Her journey through the space of rural forms happens on a blustery metallic autumn afternoon. She wears a long scarf like an aviator. She positions herself before a series of white rail fence frames. Separated thus from the picture world she is unconditioned, a pure observer flying in a slow silent airplane over the shifting terrains of time.  Disembodied and floating, she gazes at the unfolding of the phenomena “pigs.” She contemplates their porcine ideality. She comprehends the ways that "pigs," taken as bundles of attributes, interact with the landscape that is their horizon and the ways in which the "landscape" in turn becomes itself through its interactions with the ideal pigs and the ways that "landscape" and its "framing" allow the porcinity of the porcine to shine forth.

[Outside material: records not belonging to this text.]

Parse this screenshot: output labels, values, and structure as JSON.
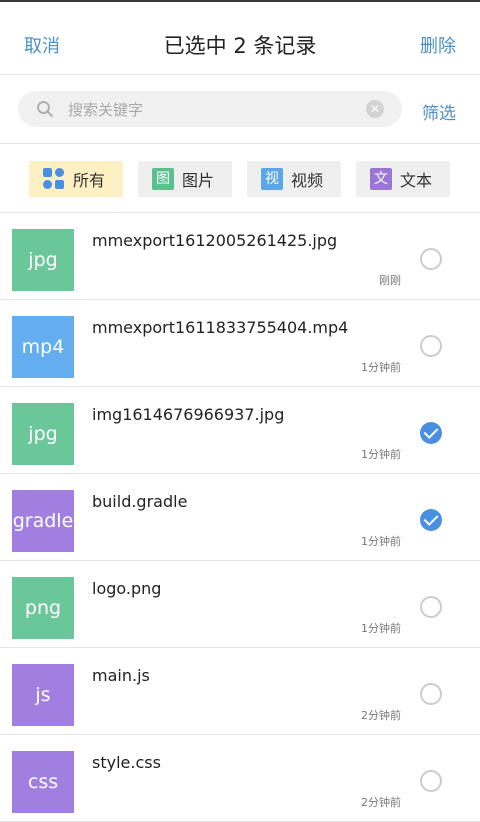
{
  "header": {
    "cancel_label": "取消",
    "title": "已选中 2 条记录",
    "delete_label": "删除"
  },
  "search": {
    "placeholder": "搜索关键字",
    "value": "",
    "icon": "search-icon",
    "clear_icon": "clear-icon",
    "filter_label": "筛选"
  },
  "categories": [
    {
      "label": "所有",
      "icon": "grid-icon",
      "active": true
    },
    {
      "label": "图片",
      "icon_text": "图",
      "icon_color": "#5bbf8e",
      "active": false
    },
    {
      "label": "视频",
      "icon_text": "视",
      "icon_color": "#5aa6e6",
      "active": false
    },
    {
      "label": "文本",
      "icon_text": "文",
      "icon_color": "#9a77d6",
      "active": false
    }
  ],
  "colors": {
    "accent": "#4a90c8",
    "check": "#4a90e2",
    "thumb_green": "#6ac79a",
    "thumb_blue": "#64aef0",
    "thumb_purple": "#a17fe0"
  },
  "files": [
    {
      "ext": "jpg",
      "color": "#6ac79a",
      "name": "mmexport1612005261425.jpg",
      "time": "刚刚",
      "checked": false
    },
    {
      "ext": "mp4",
      "color": "#64aef0",
      "name": "mmexport1611833755404.mp4",
      "time": "1分钟前",
      "checked": false
    },
    {
      "ext": "jpg",
      "color": "#6ac79a",
      "name": "img1614676966937.jpg",
      "time": "1分钟前",
      "checked": true
    },
    {
      "ext": "gradle",
      "color": "#a17fe0",
      "name": "build.gradle",
      "time": "1分钟前",
      "checked": true
    },
    {
      "ext": "png",
      "color": "#6ac79a",
      "name": "logo.png",
      "time": "1分钟前",
      "checked": false
    },
    {
      "ext": "js",
      "color": "#a17fe0",
      "name": "main.js",
      "time": "2分钟前",
      "checked": false
    },
    {
      "ext": "css",
      "color": "#a17fe0",
      "name": "style.css",
      "time": "2分钟前",
      "checked": false
    }
  ]
}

She moves seamlessly through the levels of retail phenomenology until she feels a tugging on her scarf that tightens it around her throat. One of the very large ideal pigs has started to eat it. The ensuing struggle performs the dialectic that intertwines real and ideal through her mounting concern about being choked to death then eaten by a very large pig. But mostly she wants her scarf back. “This my favorite scarf you goddamn pig. Give it back.”